Corey Becker, Harvard University, USA
I am drawn to the nanosciences by the potential to create new tools for the control of individual molecules, enabling ever-increasing control over complex biological systems. In my work I have tried to embrace this vision – Ned Seeman’s vision of controlling matter with chemical information – by bringing the spatial precision of DNA origami into a new cellular, micron-scale environment. If we can precisely control the spatial arrangement of biomolecule across cellular scales, we can develop increasingly sophisticated tools to emulate, control, and direct cellular processes, with important implications for both basic science and therapeutic applications. I focus on a hierarchical self-assembly technique, crisscross DNA origami. While a powerful approach for forming multi-micron structures, crisscross origami has thus far been confined to two dimensions; cells, however, are distinctly three-dimensional. My work has focused on extending crisscross origami into the third dimension, opening a new design space for our structures.
Anthony Vetturini, Carnegie Mellon University, USA
The ability to explore and control features of both biological and inorganic materials makes DNA origami an attractive manufacturing methodology with nanometer-scale precision. However, its intricate design complexities significantly limits its potential, posing barriers to wider adoption. I’m driven to break these barriers, as doing so may broaden the scope of achievable designer materials. What excites me most is closing the gap between what researchers can envision and what they can build. Currently, design complexities may force researchers to compromise on their structural ambitions, and automated tools can reach only a limited portion of the design space. My work expands this reach by enabling a broader range of geometries through a web-based platform that eliminates any programming requirements for a designer. My overall goal is to shift a researcher’s role from tedious nucleotide-level design intricacies to more high-level architectural exploration, ultimately accelerating discovery of functional microscale materials.
Dayoung Gloria Lee, Columbia University, USA
My research aims to use DNA origami frames as modular building blocks to direct epitaxial growth and create layered, three-dimensional (3D) multi-shell architectures with programmable morphology and transport behavior.

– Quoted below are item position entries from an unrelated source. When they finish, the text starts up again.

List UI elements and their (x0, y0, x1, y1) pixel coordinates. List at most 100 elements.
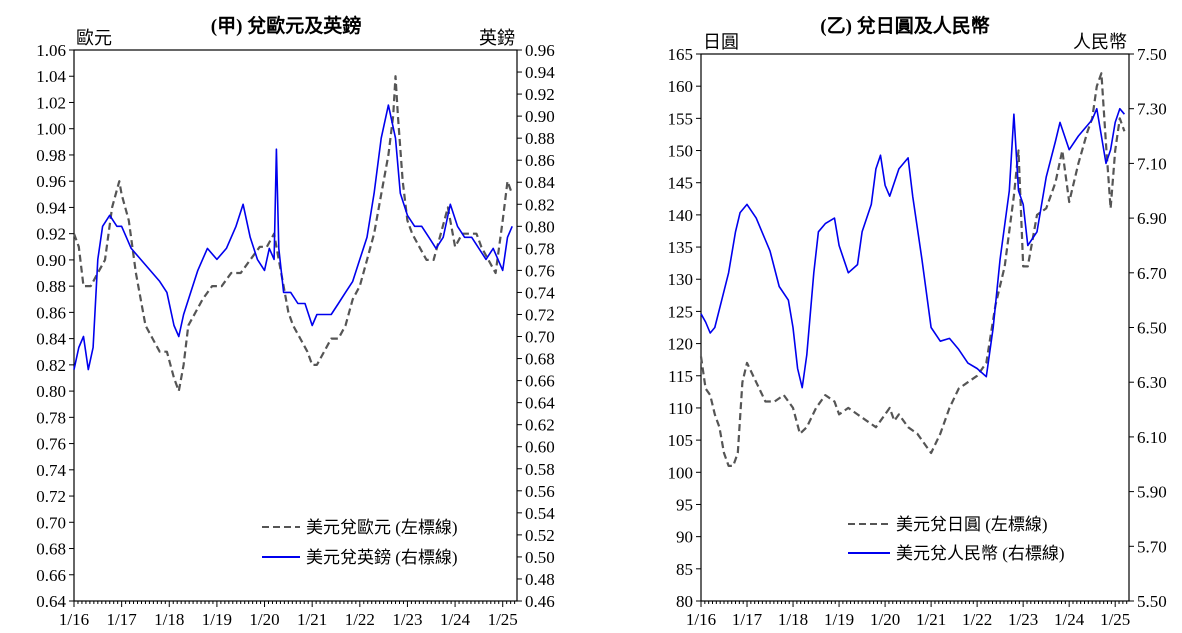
right-tick-label: 0.88 (525, 129, 555, 148)
left-tick-label: 0.68 (36, 540, 66, 559)
left-tick-label: 115 (668, 367, 693, 386)
right-tick-label: 0.84 (525, 173, 555, 192)
x-tick-label: 1/19 (202, 610, 232, 628)
series-line-left (699, 72, 1126, 467)
legend-label: 美元兌英鎊 (右標線) (306, 548, 458, 567)
left-tick-label: 125 (668, 302, 694, 321)
left-tick-label: 0.96 (36, 172, 66, 191)
left-tick-label: 155 (668, 109, 694, 128)
right-tick-label: 0.86 (525, 151, 555, 170)
right-axis-label: 人民幣 (1073, 32, 1127, 52)
right-tick-label: 0.90 (525, 107, 555, 126)
left-tick-label: 85 (676, 560, 693, 579)
x-tick-label: 1/24 (440, 610, 471, 628)
left-tick-label: 0.64 (36, 592, 66, 611)
series-line-left (72, 75, 514, 393)
right-tick-label: 0.60 (525, 438, 555, 457)
left-tick-label: 0.76 (36, 435, 66, 454)
left-tick-label: 0.90 (36, 251, 66, 270)
right-tick-label: 0.58 (525, 460, 555, 479)
left-tick-label: 105 (668, 431, 694, 450)
series-line-right (73, 104, 513, 371)
left-tick-label: 0.78 (36, 408, 66, 427)
right-tick-label: 7.10 (1137, 154, 1167, 173)
left-tick-label: 160 (668, 77, 694, 96)
left-tick-label: 165 (668, 45, 694, 64)
right-tick-label: 0.72 (525, 305, 555, 324)
left-tick-label: 140 (668, 206, 694, 225)
left-tick-label: 95 (676, 495, 693, 514)
legend-label: 美元兌日圓 (左標線) (896, 515, 1048, 534)
chart-title: (甲) 兌歐元及英鎊 (211, 14, 361, 37)
x-tick-label: 1/18 (778, 610, 808, 628)
right-tick-label: 0.82 (525, 195, 555, 214)
x-tick-label: 1/24 (1054, 610, 1085, 628)
right-tick-label: 0.74 (525, 283, 555, 302)
left-tick-label: 145 (668, 174, 694, 193)
right-tick-label: 5.90 (1137, 483, 1167, 502)
right-tick-label: 0.92 (525, 85, 555, 104)
left-tick-label: 0.80 (36, 382, 66, 401)
right-tick-label: 0.54 (525, 504, 555, 523)
left-tick-label: 0.94 (36, 198, 66, 217)
right-tick-label: 0.94 (525, 63, 555, 82)
left-tick-label: 0.82 (36, 356, 66, 375)
left-tick-label: 90 (676, 528, 693, 547)
right-tick-label: 0.52 (525, 526, 555, 545)
left-tick-label: 0.70 (36, 513, 66, 532)
right-tick-label: 5.70 (1137, 537, 1167, 556)
right-tick-label: 0.50 (525, 548, 555, 567)
x-tick-label: 1/20 (870, 610, 900, 628)
right-tick-label: 0.64 (525, 394, 555, 413)
left-tick-label: 0.66 (36, 566, 66, 585)
right-tick-label: 7.50 (1137, 45, 1167, 64)
left-tick-label: 1.00 (36, 120, 66, 139)
left-tick-label: 0.88 (36, 277, 66, 296)
left-axis-label: 日圓 (703, 32, 739, 52)
right-tick-label: 0.76 (525, 261, 555, 280)
right-tick-label: 0.78 (525, 239, 555, 258)
left-tick-label: 110 (668, 399, 693, 418)
x-tick-label: 1/19 (824, 610, 854, 628)
left-tick-label: 1.04 (36, 67, 66, 86)
chart-title: (乙) 兌日圓及人民幣 (820, 15, 989, 37)
left-tick-label: 0.92 (36, 225, 66, 244)
right-tick-label: 5.50 (1137, 592, 1167, 611)
x-tick-label: 1/22 (345, 610, 375, 628)
left-tick-label: 0.74 (36, 461, 66, 480)
x-tick-label: 1/18 (154, 610, 184, 628)
right-tick-label: 0.70 (525, 328, 555, 347)
x-tick-label: 1/23 (1008, 610, 1038, 628)
right-tick-label: 0.66 (525, 372, 555, 391)
left-tick-label: 0.84 (36, 330, 66, 349)
right-tick-label: 0.96 (525, 41, 555, 60)
right-tick-label: 6.50 (1137, 319, 1167, 338)
right-tick-label: 6.70 (1137, 264, 1167, 283)
left-tick-label: 120 (668, 335, 694, 354)
left-tick-label: 1.06 (36, 41, 66, 60)
series-line-right (700, 107, 1126, 389)
x-tick-label: 1/25 (1100, 610, 1130, 628)
x-tick-label: 1/21 (297, 610, 327, 628)
right-tick-label: 0.62 (525, 416, 555, 435)
right-tick-label: 6.90 (1137, 209, 1167, 228)
left-tick-label: 0.72 (36, 487, 66, 506)
x-tick-label: 1/25 (488, 610, 518, 628)
right-tick-label: 0.48 (525, 570, 555, 589)
left-tick-label: 0.98 (36, 146, 66, 165)
legend-label: 美元兌人民幣 (右標線) (896, 544, 1065, 563)
left-tick-label: 1.02 (36, 93, 66, 112)
x-tick-label: 1/21 (916, 610, 946, 628)
plot-frame (73, 49, 518, 602)
right-axis-label: 英鎊 (479, 28, 515, 48)
right-tick-label: 0.80 (525, 217, 555, 236)
x-tick-label: 1/16 (686, 610, 716, 628)
left-axis-label: 歐元 (76, 28, 112, 48)
legend-label: 美元兌歐元 (左標線) (306, 518, 458, 537)
left-tick-label: 150 (668, 142, 694, 161)
right-tick-label: 6.30 (1137, 373, 1167, 392)
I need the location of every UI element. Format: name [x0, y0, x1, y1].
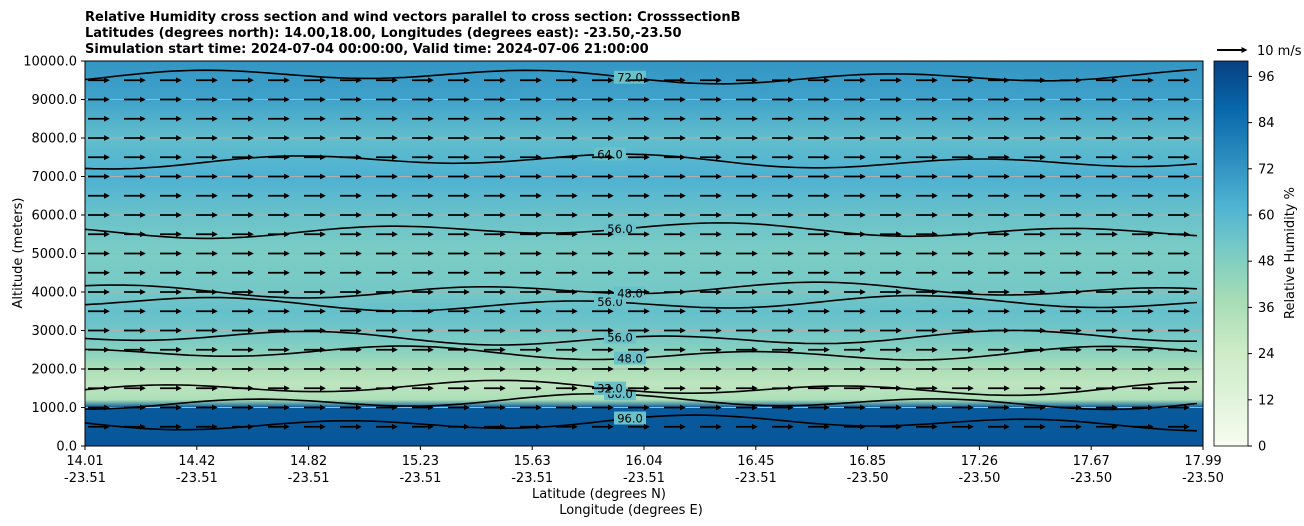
x-tick-label-lon: -23.51: [735, 471, 777, 486]
quiver-key: 10 m/s: [1217, 44, 1302, 59]
x-tick-label-lat: 14.82: [290, 454, 327, 469]
x-tick-label-lon: -23.51: [623, 471, 665, 486]
colorbar-tick-label: 72: [1258, 162, 1275, 177]
x-tick-label-lat: 17.26: [961, 454, 998, 469]
contour-line: [85, 222, 1198, 240]
x-tick-label-lat: 16.04: [625, 454, 662, 469]
contour-label: 64.0: [597, 147, 623, 161]
x-tick-label-lat: 16.45: [737, 454, 774, 469]
y-axis: 0.0 1000.0 2000.0 3000.0 4000.0 5000.0 6000.0 7…: [23, 55, 85, 455]
colorbar-tick-label: 24: [1258, 347, 1275, 362]
x-tick-label-lon: -23.51: [176, 471, 218, 486]
plot-area: 96.080.032.048.056.056.048.056.064.072.0: [85, 61, 1203, 446]
wind-vectors: [88, 77, 1190, 430]
contour-label: 48.0: [617, 286, 643, 300]
quiver-key-label: 10 m/s: [1257, 44, 1302, 59]
y-tick-label: 8000.0: [32, 132, 78, 147]
y-tick-label: 9000.0: [32, 93, 78, 108]
x-tick-label-lat: 14.42: [178, 454, 215, 469]
contour-label-bg: [614, 411, 646, 425]
y-tick-label: 0.0: [56, 440, 77, 455]
contour-label-bg: [614, 286, 646, 300]
y-tick-label: 7000.0: [32, 170, 78, 185]
colorbar: 0 12 24 36 48 60 72 84 96 Relative Humidity %: [1213, 60, 1298, 455]
contour-label: 72.0: [617, 71, 643, 85]
colorbar-tick-label: 36: [1258, 301, 1275, 316]
colorbar-gradient: [1213, 60, 1249, 447]
y-axis-label: Altitude (meters): [11, 198, 26, 309]
contour-line: [85, 329, 1197, 346]
y-tick-label: 6000.0: [32, 209, 78, 224]
x-tick-label-lat: 17.99: [1184, 454, 1221, 469]
contour-line: [85, 379, 1198, 397]
colorbar-tick-label: 96: [1258, 70, 1275, 85]
contour-label: 48.0: [617, 352, 643, 366]
x-tick-label-lat: 15.23: [402, 454, 439, 469]
contour-line: [85, 392, 1198, 411]
x-tick-label-lat: 17.67: [1073, 454, 1110, 469]
title-line-2: Latitudes (degrees north): 14.00,18.00, …: [85, 26, 682, 41]
x-tick-label-lon: -23.50: [847, 471, 889, 486]
contour-label-bg: [614, 351, 646, 365]
x-tick-label-lon: -23.51: [511, 471, 553, 486]
y-tick-label: 4000.0: [32, 286, 78, 301]
x-axis-label-latitude: Latitude (degrees N): [532, 487, 666, 502]
x-axis-label-longitude: Longitude (degrees E): [559, 503, 703, 518]
colorbar-label: Relative Humidity %: [1283, 187, 1298, 319]
x-tick-label-lon: -23.51: [288, 471, 330, 486]
contour-label: 96.0: [617, 412, 643, 426]
colorbar-tick-label: 12: [1258, 393, 1275, 408]
contour-line: [85, 294, 1198, 312]
y-tick-label: 3000.0: [32, 324, 78, 339]
x-tick-label-lon: -23.50: [958, 471, 1000, 486]
x-tick-label-lon: -23.51: [64, 471, 106, 486]
y-tick-label: 10000.0: [23, 55, 77, 70]
x-tick-label-lon: -23.50: [1182, 471, 1224, 486]
x-tick-label-lat: 14.01: [66, 454, 103, 469]
y-tick-label: 1000.0: [32, 401, 78, 416]
colorbar-tick-label: 0: [1258, 440, 1266, 455]
contour-label-bg: [604, 330, 636, 344]
colorbar-tick-label: 60: [1258, 209, 1275, 224]
colorbar-tick-label: 48: [1258, 255, 1275, 270]
x-tick-label-lon: -23.51: [399, 471, 441, 486]
x-tick-label-lat: 16.85: [849, 454, 886, 469]
chart-title: Relative Humidity cross section and wind…: [85, 10, 741, 57]
title-line-3: Simulation start time: 2024-07-04 00:00:…: [85, 42, 649, 57]
x-axis: 14.01 -23.51 14.42 -23.51 14.82 -23.51 15.23 -2…: [64, 446, 1224, 486]
colorbar-ticks: 0 12 24 36 48 60 72 84 96: [1248, 70, 1275, 455]
y-tick-label: 2000.0: [32, 363, 78, 378]
y-tick-label: 5000.0: [32, 247, 78, 262]
x-tick-label-lat: 15.63: [514, 454, 551, 469]
title-line-1: Relative Humidity cross section and wind…: [85, 10, 741, 25]
contour-label: 56.0: [607, 331, 633, 345]
colorbar-tick-label: 84: [1258, 116, 1275, 131]
x-tick-label-lon: -23.50: [1070, 471, 1112, 486]
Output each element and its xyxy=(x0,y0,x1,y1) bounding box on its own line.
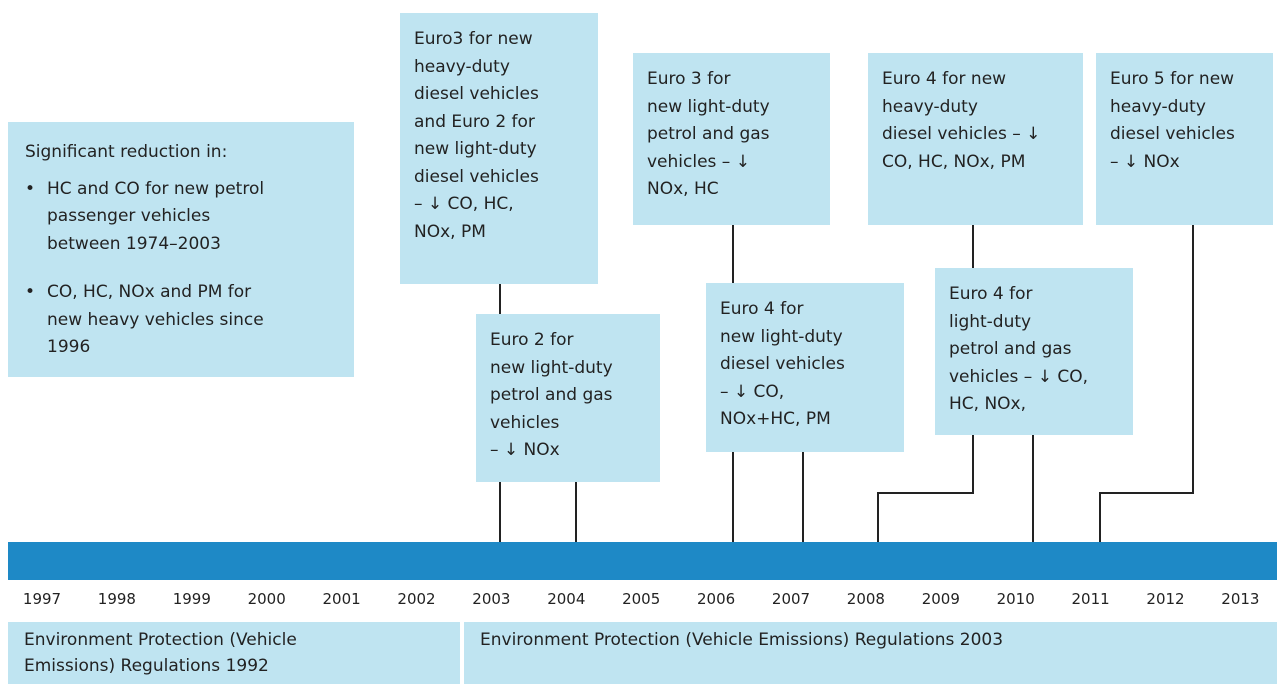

This approach is greatly inspired by Ned Seeman’s vision of using chemical information to control how matter forms across length scales, rather than only to specify final structure. Building on his foundational contributions to nucleic acid nanotechnology, my work treats DNA as an information-bearing material that governs growth pathways, anisotropic interactions, and collective behavior in soft-matter systems, rather than merely as a structural scaffold. By controlling kinetic growth conditions, including temperature, and chemically encoding growth rules, I demonstrate how hierarchical mesoscale patterns and function emerge. By leveraging our DNA-programmable soft matter, I aim to develop the foundations of nanoscience by connecting molecular design to morphology, mass transport, and optical response.